FTE (Full-Time Equivalent) is a standard way of measuring how much work a person (or group) contributes, relative to a full-time schedule.
In Runn, the number of hours in one FTE is determined by the Default full-time hours defined in Account Settings.
Understand the Definition
1.0 FTE = one full-time employee working the default full-time hours (often 40 hours per week).
0.5 FTE = someone working half-time (e.g., 20 hours per week if 40 is the default full-time).
So FTE lets you normalize different working arrangements into a single comparable unit.
Formula for FTE
The general formula is:
FTE = Total Hours / Default full-time hours
If full-time = 40 hours/week and an employee works 30 hours/week:
FTE=30/ 40=0.75 FTE
If two part-timers both work 20 hours/week:
Each = 0.5 FTE → together = 1.0 FTE
Project / Team FTE
When planning resources, you often sum the FTEs across people:
Example:
Alice = 1.0 FTE
Bob = 0.5 FTE
Claire = 0.25 FTE
Total team FTE = 1.75
This helps you compare against project demand. If a project requires 3 FTEs, but you only have 1.75 available, you know you’re under-resourced.
Time-Phased FTE
In project planning, you may calculate FTEs over a month or year:
Step 1: Total hours worked in period ÷ default full-time hours in that period.
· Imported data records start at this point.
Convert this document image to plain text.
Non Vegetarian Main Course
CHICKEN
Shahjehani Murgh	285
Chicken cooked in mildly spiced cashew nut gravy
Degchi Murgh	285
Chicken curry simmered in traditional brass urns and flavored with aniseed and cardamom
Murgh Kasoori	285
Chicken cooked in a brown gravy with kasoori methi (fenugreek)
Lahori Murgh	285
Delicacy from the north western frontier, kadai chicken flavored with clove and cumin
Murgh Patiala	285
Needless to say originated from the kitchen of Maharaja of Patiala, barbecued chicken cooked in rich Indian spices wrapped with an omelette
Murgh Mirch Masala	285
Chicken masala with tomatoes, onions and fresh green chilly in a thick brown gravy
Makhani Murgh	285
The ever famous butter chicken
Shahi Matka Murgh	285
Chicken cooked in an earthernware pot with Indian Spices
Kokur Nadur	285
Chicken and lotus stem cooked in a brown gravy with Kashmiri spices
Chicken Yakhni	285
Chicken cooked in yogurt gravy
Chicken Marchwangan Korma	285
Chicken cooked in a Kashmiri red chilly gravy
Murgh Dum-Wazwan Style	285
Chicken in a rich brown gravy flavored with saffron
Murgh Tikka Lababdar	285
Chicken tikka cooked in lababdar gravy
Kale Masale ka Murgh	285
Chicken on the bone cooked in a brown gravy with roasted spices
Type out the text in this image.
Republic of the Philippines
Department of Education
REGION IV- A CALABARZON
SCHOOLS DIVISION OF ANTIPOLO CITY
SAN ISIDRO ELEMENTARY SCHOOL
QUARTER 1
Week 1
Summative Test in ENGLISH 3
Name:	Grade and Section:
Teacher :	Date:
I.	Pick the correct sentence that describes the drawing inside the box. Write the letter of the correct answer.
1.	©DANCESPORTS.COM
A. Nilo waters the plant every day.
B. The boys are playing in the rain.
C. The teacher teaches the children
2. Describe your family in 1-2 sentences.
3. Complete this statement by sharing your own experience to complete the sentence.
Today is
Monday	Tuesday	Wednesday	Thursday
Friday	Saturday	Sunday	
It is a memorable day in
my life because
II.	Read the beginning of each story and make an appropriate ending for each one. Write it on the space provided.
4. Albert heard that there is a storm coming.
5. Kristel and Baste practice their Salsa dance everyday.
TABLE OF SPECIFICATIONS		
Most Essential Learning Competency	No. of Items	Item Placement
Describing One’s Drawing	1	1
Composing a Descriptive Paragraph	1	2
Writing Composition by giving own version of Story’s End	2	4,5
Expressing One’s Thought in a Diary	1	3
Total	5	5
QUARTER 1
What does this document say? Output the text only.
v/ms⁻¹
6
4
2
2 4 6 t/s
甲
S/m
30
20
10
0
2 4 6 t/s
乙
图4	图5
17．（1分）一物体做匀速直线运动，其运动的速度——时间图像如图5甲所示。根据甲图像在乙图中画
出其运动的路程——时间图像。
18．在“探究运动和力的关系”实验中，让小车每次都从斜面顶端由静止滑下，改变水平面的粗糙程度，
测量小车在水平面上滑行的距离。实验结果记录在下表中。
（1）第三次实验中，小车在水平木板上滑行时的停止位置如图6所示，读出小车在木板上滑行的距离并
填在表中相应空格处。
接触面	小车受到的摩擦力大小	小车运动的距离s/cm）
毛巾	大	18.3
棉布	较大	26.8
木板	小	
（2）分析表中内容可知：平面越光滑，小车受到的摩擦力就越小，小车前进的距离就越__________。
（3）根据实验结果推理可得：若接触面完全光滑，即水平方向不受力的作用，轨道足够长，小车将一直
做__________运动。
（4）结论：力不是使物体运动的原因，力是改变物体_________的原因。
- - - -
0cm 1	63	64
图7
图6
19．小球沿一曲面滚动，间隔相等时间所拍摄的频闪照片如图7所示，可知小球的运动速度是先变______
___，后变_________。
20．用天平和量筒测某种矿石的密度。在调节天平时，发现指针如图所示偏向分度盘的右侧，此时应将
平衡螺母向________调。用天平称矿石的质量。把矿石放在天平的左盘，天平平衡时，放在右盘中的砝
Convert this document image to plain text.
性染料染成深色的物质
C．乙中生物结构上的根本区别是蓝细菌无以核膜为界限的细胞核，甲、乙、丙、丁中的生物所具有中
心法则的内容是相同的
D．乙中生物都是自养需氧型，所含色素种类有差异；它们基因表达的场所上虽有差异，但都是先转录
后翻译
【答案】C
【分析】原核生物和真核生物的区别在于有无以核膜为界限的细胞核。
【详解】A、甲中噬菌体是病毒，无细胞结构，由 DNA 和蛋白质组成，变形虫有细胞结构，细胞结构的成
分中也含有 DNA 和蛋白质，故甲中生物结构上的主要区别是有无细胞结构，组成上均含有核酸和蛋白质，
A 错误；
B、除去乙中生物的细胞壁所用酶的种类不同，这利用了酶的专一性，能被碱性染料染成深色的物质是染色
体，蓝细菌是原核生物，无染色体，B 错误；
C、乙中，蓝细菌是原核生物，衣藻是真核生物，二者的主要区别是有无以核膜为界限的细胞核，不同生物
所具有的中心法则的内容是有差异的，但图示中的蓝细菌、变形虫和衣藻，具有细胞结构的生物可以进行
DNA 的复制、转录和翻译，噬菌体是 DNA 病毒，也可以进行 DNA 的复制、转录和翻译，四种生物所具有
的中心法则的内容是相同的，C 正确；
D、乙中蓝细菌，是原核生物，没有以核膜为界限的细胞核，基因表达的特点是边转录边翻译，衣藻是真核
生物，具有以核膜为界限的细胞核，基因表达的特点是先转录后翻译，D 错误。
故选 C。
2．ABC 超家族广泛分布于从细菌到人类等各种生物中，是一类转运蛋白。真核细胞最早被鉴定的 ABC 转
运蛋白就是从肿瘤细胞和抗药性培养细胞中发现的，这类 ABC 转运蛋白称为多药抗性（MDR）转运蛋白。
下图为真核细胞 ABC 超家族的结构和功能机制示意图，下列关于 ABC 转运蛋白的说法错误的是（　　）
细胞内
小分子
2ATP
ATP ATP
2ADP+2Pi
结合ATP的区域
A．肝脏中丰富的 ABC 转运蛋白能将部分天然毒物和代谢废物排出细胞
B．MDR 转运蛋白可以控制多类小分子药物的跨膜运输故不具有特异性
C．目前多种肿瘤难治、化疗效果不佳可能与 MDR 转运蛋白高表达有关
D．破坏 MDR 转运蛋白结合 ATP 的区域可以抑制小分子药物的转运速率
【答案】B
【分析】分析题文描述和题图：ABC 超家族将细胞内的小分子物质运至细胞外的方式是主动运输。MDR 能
Example: If default full-time hours per month = 160 (40×4), and one person logs 120 hours in March:
FTE=120/ 160=0.75 FTE
Uses of FTE in Resource Management
Capacity planning: Ensure you don’t over-allocate resources.
Budgeting: Translate FTEs into cost.
Scenario planning: Test if projects are feasible with the current headcount.
Benchmarking: Compare resource usage across teams/projects.